Sam Altman Reveals ChatGPT’s Energy Bill and the Road to Superintelligence

OpenAI CEO Sam Altman recently penned a blog post titled ‘The Gentle Singularity’ and revealed how much energy ChatGPT uses for each query. Altman wrote that, on average, a ChatGPT query uses about 0.34 watt-hours, closer to what “an oven would use in a little over one second, or a high-efficiency lightbulb would use in a couple of minutes.”

Altman further noted that a ChatGPT query also uses “about 0.000085 gallons of water; roughly one fifteenth of a teaspoon.” Altman went on to say that “the cost of intelligence should eventually converge to near the cost of electricity.

But besides ChatGPT’s energy consumption, what caught my attention was Altman’s opening paragraph. He declares in a rather dramatic way that we are accelerating towards superintelligence.

We are past the event horizon; the takeoff has started. Humanity is close to building digital superintelligence, and at least so far it’s much less weird than it seems like it should be.

It appears Altman is apprising the public that we have crossed the threshold and are moving towards transformative AI. The next paragraph gets even more interesting where he writes, “The least-likely part of the work is behind us; the scientific insights that got us to systems like GPT-4 and o3 were hard-won, but will take us very far.

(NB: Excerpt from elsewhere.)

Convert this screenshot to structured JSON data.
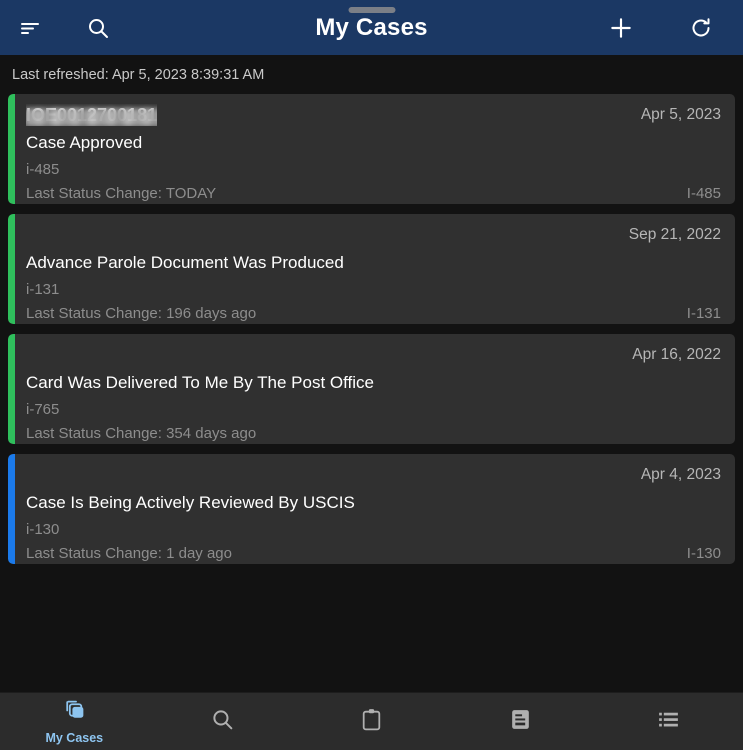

This suggests that current AI technologies are sufficient to take us to AGI (Artificial General Intelligence) and eventually, ASI (Artificial Superintelligence). This proposition is in direct conflict with prominent AI skeptics, including Meta AI’s chief scientist, Yann LeCun, who say LLMs have hit a wall and are not capable of leading us to AGI or ASI.

Altman further lays out a timeline of what’s coming:

  • 2025: Arrival of agents that can do real cognitive work like coding agents
  • 2026: Arrival of AI systems that can discover novel insights
  • 2027: Arrival of robots that can perform real-world tasks
  • 2030: Multi-fold productivity increase for individuals
  • 2035: Brain-computer interfaces, and possibly space colonization

The Future of AI

Altman touched on “recursive self-improvement,” an AI system that can autonomously improve itself. He writes that current AI systems are not completely autonomous, but “this is a larval version of recursive self-improvement.” Current AI systems are beginning to improve the process of building better systems, which suggests that future AI may help build more advanced AI.

OpenAI is already hearing from scientists that they have become two or three times more productive with the help of current AI systems. Having said that, Altman acknowledges that job displacement will lead to serious societal disruption.

He writes, “There will be very hard parts like whole classes of jobs going away, but on the other hand the world will be getting so much richer so quickly that we’ll be able to seriously entertain new policy ideas we never could before.

In this regard, OpenAI’s former chief scientist and SSI chief, Ilya Sutskever, said the following at the University of Toronto:

Slowly but surely, or maybe not so slowly, AI will keep getting better. And the day will come when AI will do all of our… all the things that we can do, not just some of them, but all of them. Anything which I can learn, anything which any one of you can learn, the AI could do as well.

How do we know this, by the way? How can I be so sure? How can I be so sure of that? The reason is that all of us have a brain, and the brain is a biological computer. That’s why we have a brain. The brain is a biological computer. So, why can’t the digital computer, a digital brain, do the same things? This is the one sentence summary for why AI will be able to do all those things: because we have a brain and the brain is a biological computer.

And so you can start asking yourselves, what’s going to happen? What’s going to happen when computers can do all of our jobs? Right? Those are really big questions.

From AI researchers to industry leaders, many are claiming that AI is a transformative technology and will lead to a world of abundance. However, before that future arrives, the world will likely see societal disruptions. How much of this bold vision will become reality is something remains to be seen.